Benedicta se abalanzó sobre el anciano, que había comenzado a llorar, y se despidió de él con ternura. En­tonces abandonó rápidamente la habitación, y tras cu­brir mis manos de besos, se internó en el bosque, desa­pareciendo en la oscuridad de la noche de una forma que me sorprendió enormemente. Durante algunos minutos esperé que regresará, después entré en la caba­ña para proteger a su padre de los desaforados mucha­chos, quienes; me dio la impresión, lo convertirían en el blanco de sus frustradas expectativas.

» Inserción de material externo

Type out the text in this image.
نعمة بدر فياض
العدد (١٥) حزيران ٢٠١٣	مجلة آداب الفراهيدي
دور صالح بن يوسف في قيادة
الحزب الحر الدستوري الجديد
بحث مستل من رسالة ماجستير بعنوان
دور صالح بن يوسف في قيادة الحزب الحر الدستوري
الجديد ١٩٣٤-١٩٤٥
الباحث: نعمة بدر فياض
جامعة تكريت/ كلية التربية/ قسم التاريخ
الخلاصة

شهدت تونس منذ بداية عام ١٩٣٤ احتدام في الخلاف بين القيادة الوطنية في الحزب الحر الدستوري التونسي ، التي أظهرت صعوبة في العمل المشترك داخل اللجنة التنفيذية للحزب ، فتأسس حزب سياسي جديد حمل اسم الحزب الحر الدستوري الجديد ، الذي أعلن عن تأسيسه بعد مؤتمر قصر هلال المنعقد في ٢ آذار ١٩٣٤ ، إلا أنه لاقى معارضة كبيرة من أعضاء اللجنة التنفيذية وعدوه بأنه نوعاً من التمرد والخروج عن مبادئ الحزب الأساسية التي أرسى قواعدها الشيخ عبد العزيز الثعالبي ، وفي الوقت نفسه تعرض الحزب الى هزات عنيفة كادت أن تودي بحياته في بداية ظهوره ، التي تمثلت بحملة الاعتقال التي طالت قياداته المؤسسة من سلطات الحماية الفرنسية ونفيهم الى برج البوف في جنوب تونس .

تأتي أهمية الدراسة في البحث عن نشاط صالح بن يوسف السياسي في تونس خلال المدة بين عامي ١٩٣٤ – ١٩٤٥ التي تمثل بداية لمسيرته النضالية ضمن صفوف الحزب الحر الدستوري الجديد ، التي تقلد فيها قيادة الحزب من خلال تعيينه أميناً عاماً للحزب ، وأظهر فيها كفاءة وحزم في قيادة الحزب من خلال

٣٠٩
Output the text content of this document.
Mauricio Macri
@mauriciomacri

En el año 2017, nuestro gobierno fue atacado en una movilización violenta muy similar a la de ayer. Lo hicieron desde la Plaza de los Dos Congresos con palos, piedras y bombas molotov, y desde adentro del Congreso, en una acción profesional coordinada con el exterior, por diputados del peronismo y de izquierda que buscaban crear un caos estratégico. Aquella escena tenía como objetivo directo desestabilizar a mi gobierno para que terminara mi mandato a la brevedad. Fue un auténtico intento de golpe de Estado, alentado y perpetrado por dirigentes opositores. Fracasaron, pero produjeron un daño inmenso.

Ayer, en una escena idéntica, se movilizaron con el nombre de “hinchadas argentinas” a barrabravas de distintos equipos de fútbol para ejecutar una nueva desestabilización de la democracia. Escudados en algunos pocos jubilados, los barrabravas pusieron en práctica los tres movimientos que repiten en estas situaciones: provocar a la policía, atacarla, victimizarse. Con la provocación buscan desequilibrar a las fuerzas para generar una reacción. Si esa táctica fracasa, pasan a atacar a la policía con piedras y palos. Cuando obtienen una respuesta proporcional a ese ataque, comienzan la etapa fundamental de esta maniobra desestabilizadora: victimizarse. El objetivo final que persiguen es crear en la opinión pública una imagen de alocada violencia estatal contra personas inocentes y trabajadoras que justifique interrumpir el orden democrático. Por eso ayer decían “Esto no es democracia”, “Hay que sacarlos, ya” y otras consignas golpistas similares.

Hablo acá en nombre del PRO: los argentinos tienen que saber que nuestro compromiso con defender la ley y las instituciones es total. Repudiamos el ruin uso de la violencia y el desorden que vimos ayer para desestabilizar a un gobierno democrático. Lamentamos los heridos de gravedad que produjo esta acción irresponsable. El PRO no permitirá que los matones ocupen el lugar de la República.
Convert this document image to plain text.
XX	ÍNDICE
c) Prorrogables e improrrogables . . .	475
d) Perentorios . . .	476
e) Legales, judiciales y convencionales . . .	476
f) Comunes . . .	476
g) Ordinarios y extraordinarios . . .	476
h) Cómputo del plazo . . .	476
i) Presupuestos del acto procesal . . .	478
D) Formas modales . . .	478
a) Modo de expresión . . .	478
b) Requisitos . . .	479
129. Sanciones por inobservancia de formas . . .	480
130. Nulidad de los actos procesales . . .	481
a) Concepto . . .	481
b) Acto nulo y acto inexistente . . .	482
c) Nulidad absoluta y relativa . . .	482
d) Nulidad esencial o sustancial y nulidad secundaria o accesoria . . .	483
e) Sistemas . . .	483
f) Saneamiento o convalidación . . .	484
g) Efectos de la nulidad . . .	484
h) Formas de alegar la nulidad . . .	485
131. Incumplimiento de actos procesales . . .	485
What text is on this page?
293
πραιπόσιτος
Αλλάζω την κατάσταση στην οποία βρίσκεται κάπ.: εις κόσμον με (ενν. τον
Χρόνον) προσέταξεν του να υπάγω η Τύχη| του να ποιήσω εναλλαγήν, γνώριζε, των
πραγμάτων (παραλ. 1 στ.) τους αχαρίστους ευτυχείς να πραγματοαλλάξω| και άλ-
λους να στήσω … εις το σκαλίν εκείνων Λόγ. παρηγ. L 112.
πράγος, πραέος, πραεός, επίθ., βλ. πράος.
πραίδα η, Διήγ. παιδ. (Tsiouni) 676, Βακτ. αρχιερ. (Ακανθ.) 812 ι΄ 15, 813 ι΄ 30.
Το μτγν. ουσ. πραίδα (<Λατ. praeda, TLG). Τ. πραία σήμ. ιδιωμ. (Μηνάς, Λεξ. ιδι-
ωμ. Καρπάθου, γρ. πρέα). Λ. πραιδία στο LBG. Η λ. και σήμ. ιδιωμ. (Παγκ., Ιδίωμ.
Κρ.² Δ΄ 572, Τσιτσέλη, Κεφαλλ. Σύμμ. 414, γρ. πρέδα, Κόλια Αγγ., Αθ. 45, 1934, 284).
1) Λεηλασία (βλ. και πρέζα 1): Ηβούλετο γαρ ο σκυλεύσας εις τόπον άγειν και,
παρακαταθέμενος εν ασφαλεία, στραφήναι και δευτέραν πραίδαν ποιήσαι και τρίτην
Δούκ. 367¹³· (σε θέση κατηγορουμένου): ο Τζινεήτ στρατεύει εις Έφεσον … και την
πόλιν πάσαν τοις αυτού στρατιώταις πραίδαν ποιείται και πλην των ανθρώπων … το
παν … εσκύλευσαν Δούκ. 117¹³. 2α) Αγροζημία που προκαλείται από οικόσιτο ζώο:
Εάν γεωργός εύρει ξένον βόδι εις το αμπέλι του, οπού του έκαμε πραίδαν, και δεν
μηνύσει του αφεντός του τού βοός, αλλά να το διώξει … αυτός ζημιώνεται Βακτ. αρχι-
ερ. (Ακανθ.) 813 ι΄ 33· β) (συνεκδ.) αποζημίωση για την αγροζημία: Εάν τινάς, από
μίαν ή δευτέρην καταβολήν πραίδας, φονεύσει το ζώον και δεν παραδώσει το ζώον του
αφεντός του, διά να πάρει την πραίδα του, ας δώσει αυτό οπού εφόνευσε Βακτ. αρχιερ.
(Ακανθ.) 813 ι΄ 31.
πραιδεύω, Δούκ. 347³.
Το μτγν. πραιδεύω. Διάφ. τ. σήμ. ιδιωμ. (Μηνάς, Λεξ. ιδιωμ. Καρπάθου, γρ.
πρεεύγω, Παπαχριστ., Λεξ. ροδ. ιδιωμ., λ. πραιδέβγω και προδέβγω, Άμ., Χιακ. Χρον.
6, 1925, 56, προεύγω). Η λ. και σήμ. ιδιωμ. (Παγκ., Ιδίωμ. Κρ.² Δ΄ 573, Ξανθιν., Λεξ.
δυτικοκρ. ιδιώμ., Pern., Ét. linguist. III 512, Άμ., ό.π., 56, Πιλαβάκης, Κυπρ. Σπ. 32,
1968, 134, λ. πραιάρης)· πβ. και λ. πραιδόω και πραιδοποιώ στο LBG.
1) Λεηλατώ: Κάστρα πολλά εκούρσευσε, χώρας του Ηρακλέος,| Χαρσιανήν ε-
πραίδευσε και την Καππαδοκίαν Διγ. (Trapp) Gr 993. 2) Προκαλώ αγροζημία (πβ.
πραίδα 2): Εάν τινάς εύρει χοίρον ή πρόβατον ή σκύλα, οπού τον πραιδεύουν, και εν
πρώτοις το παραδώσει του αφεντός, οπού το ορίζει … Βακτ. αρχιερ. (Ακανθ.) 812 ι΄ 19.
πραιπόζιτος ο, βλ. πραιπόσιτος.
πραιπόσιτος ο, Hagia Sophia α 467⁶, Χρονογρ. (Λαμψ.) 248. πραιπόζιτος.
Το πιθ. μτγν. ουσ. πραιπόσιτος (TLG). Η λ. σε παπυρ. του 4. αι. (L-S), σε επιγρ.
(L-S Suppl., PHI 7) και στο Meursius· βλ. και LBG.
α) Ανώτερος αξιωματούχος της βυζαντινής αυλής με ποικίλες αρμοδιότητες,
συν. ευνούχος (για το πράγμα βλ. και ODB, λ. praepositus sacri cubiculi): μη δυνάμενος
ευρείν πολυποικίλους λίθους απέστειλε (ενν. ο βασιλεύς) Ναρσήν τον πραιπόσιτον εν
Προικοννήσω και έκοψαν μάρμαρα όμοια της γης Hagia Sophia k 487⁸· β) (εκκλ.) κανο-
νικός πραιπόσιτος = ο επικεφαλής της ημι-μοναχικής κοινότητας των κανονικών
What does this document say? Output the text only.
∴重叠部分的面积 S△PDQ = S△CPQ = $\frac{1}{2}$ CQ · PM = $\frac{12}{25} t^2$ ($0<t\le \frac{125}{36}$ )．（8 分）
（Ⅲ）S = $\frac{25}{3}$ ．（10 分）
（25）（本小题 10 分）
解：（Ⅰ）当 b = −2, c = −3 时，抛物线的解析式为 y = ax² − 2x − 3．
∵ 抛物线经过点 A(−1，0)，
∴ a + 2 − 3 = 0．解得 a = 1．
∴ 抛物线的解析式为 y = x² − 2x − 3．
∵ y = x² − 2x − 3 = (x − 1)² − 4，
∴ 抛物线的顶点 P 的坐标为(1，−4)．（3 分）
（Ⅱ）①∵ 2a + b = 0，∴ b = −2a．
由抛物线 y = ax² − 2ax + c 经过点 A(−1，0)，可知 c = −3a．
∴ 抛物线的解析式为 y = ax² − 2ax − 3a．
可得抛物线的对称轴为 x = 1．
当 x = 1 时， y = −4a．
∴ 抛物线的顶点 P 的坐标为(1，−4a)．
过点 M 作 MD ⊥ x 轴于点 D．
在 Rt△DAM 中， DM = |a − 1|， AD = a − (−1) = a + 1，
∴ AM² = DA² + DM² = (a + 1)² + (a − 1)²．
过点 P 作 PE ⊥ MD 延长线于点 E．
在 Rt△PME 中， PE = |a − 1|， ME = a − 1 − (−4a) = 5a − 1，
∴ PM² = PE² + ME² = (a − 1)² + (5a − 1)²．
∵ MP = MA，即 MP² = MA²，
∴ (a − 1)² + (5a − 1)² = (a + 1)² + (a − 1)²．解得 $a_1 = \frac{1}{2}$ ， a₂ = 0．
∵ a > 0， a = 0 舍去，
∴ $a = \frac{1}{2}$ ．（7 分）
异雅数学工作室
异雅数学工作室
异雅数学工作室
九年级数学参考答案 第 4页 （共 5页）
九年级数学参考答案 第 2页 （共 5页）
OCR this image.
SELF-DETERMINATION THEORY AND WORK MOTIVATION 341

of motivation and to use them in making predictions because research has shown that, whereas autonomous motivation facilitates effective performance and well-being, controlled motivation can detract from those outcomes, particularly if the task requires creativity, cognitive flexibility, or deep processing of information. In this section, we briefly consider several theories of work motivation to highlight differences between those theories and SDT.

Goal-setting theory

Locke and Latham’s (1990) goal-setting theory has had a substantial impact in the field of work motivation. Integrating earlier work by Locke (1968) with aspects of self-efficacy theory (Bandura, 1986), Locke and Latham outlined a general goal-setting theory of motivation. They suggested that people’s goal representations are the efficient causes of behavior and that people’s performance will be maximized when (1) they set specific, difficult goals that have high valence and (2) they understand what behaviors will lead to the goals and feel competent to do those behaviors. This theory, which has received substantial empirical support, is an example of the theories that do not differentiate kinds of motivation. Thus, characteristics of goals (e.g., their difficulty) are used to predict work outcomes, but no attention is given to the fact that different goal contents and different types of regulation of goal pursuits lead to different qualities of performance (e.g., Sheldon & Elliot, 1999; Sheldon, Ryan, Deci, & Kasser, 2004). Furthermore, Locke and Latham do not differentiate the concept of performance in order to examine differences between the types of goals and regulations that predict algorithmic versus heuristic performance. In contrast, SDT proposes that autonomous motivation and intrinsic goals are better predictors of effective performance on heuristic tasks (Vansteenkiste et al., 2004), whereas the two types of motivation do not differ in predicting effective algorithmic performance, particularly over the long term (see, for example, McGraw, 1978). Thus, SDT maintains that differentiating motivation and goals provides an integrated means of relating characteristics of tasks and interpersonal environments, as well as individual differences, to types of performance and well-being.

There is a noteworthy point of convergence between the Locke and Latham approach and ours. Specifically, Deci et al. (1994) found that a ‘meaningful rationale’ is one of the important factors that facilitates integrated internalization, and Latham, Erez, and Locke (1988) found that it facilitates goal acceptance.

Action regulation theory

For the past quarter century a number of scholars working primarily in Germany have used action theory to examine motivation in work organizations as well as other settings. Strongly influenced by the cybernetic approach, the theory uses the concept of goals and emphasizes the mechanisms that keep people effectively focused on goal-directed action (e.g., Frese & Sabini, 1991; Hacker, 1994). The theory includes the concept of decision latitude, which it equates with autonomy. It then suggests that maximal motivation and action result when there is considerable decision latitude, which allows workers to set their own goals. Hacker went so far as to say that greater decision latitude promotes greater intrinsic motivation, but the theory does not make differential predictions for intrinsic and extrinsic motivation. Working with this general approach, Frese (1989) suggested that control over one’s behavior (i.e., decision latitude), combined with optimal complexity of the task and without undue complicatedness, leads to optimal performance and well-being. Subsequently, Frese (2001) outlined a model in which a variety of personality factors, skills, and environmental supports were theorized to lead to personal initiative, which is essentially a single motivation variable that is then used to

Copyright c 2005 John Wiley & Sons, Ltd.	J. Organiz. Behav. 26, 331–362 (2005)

Pero no aparecieron. En vano esperé, prestando atención. Inesperadamente escuché exclamaciones de júbilo y gritos que me estremecieron y me indujeron a rezar al bienaventurado Santo. Pero el ruido se fue di­fuminando en la distancia, y me di cuenta de que los jóvenes estaban desandando el camino, descendiendo del Monte de los Ahorcados en busca del prado donde todavía continuaba la fiesta. El enfermo y yo conversa­mos sobre el milagro que había cambiado hasta ese punto sus intenciones, y los dos nos sentimos embria­gados de gratitud y de dicha. Inmediatamente em­prendí el camino de regreso, por la misma senda que me había llevado hasta allí. Al aproximarme a la prade­ra, comencé a escuchar un griterío más salvaje y de­mencial que nunca, y logré distinguir en medio de los árboles el resplandor de hogueras mucho mayores que las que había. Contra ellas se recortaban las figuras de los jóvenes y de unas pocas doncellas que bailaban en el descampado con sus rostros descubiertos, el pelo ca­yendo en cascada sobre sus hombros, y la ropa desajus­tada por tan frenéticos movimientos. Juntándose y se­parándose, describían círculos alrededor de las hogueras, de forma que sus figuras adquirían tonalida­des negras o rojizas según se viesen iluminadas por el resplandor de las llamas. Parecían una legión de De­monios del Averno celebrando algún aniversario infer­nal o alguna nueva forma de torturar a los condenados. ¡Y, Dios Todopoderoso, allí, en el centro de un espacio iluminado en el que los demás no se atrevían a entrar, bailando solos y aparentemente ajenos al resto, se en­contraban Roque y Benedicta!